The Federal Reserve Board (FRB) meets eight times a year, where the Federal Open Market Committee (FOMC) assesses the state of the economy and sets monetary policy. The FOMC is attended by 12 Fed officials: the seven members of the Federal Reserve Board, the President of the Federal Reserve Bank of New York, and four of the remaining 11 regional reserve bank presidents. These presidents serve rotating one-year terms.

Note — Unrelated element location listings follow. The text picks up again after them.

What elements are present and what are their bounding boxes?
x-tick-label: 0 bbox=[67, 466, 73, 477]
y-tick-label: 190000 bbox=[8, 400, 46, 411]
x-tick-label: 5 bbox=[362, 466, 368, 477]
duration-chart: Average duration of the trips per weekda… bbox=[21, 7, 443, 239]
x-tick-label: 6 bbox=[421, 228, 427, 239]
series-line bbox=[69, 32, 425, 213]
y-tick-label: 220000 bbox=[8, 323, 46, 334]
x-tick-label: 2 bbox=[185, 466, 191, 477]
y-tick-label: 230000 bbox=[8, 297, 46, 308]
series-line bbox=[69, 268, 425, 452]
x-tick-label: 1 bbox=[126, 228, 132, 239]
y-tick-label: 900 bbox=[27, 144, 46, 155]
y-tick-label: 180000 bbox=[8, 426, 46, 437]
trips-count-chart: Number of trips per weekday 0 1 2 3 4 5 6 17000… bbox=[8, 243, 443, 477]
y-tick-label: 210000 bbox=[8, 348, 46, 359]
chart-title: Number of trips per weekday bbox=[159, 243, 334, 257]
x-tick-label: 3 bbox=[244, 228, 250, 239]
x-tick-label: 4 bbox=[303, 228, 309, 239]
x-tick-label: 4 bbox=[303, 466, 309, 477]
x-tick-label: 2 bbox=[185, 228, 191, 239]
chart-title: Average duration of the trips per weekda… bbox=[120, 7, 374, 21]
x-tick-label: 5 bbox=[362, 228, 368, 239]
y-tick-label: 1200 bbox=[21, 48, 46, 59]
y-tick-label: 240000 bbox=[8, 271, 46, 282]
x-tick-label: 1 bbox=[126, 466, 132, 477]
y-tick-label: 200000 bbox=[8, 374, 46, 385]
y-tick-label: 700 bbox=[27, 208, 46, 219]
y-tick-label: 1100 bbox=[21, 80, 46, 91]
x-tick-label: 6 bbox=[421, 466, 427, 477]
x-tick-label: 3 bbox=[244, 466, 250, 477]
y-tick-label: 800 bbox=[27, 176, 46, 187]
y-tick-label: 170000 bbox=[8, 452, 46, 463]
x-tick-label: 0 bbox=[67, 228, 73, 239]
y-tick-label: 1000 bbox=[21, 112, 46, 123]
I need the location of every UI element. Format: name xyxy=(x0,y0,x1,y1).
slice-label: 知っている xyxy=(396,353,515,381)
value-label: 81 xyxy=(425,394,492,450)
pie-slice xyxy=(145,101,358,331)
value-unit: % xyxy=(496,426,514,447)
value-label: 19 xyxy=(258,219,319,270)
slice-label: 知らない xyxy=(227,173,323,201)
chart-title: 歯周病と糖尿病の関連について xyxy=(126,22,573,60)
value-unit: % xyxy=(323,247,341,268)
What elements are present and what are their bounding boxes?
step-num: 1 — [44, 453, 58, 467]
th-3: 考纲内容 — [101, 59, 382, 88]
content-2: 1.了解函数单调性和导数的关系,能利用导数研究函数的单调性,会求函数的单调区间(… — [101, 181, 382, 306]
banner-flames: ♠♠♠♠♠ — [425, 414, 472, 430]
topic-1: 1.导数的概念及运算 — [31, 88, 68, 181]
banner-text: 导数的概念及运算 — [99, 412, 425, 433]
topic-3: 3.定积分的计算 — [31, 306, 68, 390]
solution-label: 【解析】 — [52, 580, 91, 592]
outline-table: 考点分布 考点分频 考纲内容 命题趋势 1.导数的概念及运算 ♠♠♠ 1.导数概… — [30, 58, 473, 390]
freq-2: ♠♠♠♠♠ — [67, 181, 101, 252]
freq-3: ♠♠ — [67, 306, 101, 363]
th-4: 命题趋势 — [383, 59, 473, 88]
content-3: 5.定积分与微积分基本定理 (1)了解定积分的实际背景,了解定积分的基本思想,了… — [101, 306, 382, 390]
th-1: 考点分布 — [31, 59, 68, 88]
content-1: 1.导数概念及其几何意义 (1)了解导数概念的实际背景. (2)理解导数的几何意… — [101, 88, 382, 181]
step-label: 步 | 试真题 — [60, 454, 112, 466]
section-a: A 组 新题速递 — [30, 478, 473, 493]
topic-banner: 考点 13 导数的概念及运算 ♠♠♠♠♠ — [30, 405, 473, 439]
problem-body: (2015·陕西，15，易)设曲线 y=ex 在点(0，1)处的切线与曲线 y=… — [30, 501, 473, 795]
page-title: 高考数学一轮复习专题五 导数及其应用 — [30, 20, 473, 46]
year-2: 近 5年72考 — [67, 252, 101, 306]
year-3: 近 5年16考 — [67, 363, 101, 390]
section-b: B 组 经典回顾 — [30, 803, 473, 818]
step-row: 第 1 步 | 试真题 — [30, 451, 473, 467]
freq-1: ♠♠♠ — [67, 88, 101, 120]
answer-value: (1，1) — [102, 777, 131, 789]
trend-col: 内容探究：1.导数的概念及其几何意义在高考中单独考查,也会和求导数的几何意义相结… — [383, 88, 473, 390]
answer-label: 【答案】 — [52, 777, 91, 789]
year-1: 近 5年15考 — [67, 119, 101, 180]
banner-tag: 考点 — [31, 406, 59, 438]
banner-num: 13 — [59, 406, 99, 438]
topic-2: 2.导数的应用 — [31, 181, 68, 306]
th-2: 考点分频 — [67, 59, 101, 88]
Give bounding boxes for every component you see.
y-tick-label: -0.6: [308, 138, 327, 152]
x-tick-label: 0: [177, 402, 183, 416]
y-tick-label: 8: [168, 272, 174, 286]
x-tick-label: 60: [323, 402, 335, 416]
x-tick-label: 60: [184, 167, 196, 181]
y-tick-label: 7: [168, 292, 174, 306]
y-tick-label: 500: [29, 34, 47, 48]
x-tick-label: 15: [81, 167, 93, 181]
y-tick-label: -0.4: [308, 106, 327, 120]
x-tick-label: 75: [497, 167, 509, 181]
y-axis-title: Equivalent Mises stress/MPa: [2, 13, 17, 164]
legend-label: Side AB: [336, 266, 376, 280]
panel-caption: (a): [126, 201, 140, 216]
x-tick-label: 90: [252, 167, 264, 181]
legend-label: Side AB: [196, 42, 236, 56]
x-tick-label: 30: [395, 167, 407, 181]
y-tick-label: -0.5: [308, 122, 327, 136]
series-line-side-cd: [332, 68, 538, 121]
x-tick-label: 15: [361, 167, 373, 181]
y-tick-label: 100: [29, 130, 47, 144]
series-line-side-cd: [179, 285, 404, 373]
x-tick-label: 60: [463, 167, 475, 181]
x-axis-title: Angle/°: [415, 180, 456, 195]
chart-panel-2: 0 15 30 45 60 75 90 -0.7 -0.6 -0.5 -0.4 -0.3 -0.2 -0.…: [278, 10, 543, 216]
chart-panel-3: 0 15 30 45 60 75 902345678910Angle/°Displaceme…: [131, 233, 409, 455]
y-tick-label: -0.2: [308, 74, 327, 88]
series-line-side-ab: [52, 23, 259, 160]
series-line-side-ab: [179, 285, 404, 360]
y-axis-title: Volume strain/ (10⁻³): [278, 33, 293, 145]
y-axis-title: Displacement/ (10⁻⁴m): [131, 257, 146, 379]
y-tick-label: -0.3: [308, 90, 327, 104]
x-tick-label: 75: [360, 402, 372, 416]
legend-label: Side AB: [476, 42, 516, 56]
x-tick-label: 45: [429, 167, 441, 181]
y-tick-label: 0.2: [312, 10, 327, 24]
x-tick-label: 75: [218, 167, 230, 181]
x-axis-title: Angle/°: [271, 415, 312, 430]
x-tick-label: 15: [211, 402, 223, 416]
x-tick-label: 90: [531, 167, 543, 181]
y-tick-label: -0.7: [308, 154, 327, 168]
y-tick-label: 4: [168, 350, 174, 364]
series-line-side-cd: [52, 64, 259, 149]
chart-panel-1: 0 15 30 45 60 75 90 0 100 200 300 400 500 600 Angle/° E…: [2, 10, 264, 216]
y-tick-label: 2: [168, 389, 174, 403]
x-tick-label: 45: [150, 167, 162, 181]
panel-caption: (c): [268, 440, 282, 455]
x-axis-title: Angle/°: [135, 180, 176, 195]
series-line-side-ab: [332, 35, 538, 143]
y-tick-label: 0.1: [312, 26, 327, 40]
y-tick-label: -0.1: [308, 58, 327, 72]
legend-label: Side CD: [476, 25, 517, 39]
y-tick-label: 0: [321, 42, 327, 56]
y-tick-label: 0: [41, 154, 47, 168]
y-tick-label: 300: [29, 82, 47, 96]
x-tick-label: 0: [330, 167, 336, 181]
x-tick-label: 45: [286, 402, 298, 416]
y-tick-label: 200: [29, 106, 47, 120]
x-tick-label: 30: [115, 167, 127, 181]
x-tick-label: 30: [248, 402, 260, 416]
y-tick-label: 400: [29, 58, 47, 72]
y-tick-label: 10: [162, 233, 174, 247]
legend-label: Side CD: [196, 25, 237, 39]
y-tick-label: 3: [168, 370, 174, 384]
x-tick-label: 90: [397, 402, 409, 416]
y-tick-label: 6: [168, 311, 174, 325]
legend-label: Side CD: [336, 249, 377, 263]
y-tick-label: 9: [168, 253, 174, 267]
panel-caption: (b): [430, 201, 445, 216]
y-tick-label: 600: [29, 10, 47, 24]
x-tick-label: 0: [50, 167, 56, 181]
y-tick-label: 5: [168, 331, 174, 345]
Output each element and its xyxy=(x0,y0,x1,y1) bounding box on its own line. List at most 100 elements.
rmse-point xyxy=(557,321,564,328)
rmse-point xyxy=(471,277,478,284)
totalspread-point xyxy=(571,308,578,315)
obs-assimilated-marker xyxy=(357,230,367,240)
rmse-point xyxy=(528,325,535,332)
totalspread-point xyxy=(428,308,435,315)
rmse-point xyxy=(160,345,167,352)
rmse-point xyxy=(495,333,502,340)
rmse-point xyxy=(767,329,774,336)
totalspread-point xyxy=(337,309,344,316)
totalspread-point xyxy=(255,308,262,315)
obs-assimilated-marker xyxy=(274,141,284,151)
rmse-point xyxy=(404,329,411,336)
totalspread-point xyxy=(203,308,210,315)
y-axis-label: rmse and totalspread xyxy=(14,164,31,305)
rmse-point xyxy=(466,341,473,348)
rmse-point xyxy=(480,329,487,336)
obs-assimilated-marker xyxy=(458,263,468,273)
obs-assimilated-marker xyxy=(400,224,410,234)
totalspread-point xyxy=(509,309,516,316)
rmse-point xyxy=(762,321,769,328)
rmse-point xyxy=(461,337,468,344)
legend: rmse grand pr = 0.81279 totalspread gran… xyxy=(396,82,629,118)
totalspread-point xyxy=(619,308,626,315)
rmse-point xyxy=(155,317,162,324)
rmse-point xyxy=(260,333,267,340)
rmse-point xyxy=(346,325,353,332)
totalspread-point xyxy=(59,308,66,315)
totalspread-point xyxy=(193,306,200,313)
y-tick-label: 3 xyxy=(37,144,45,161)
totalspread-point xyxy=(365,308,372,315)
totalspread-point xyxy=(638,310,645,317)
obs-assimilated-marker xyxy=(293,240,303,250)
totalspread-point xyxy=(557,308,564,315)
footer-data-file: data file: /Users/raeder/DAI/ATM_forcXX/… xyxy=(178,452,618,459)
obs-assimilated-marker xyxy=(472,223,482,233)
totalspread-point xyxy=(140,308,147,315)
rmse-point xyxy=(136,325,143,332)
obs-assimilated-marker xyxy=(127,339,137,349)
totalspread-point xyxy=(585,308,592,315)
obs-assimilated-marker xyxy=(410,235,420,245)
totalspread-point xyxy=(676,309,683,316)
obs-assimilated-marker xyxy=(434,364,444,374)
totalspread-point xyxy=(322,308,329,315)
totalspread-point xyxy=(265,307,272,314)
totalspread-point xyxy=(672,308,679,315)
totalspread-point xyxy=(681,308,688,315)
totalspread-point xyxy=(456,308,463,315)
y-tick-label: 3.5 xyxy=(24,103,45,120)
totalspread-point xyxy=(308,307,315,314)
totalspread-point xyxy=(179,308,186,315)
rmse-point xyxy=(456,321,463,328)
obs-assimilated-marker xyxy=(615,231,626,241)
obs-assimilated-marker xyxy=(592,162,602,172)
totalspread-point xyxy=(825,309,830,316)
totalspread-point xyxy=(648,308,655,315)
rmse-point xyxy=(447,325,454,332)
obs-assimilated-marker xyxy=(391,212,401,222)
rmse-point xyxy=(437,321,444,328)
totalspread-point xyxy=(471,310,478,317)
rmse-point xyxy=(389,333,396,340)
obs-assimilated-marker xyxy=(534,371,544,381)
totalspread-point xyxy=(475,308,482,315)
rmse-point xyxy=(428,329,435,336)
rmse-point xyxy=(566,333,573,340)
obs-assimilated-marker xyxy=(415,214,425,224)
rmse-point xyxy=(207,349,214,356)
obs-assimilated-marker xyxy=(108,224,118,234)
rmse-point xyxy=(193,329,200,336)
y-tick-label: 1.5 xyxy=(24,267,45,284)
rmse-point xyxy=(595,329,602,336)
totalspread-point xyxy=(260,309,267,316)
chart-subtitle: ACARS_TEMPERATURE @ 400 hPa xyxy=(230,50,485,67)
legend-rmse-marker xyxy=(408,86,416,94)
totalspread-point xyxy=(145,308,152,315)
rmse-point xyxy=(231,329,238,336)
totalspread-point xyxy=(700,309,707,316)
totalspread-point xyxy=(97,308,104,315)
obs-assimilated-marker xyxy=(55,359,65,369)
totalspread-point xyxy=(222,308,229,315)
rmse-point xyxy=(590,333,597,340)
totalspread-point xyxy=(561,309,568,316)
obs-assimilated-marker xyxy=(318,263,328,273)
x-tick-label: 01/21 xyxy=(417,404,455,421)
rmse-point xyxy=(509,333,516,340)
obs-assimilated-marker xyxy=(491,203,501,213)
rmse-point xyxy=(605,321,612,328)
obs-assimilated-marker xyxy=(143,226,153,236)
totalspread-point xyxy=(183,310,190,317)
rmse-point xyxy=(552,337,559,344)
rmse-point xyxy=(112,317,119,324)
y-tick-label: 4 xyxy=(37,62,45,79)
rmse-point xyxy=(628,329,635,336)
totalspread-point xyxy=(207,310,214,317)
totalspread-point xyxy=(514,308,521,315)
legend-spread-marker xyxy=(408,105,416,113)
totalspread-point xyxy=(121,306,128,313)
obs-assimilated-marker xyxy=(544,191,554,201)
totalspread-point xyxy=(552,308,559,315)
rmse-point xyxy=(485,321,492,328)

In extreme circumstances, the Federal Reserve may resort to a policy known as quantitative easing (QE). QE is a process in which the Federal Reserve dramatically increases the flow of credit in a distressed financial system. It is a non-standard policy tool used during crises or when inflation is extremely low. It was the tool of choice for the Federal Reserve during the 2008 financial crisis. This means that the Federal Reserve prints more dollar bills and uses them to buy higher-quality bonds from financial institutions. QE typically weakens the US dollar.

Quantitative tightening (QT) is the reverse process of QE, where the Fed stops buying bonds from financial institutions, reinvesting the principal of maturing bonds and not buying new bonds. This is usually positive for the value of the US dollar.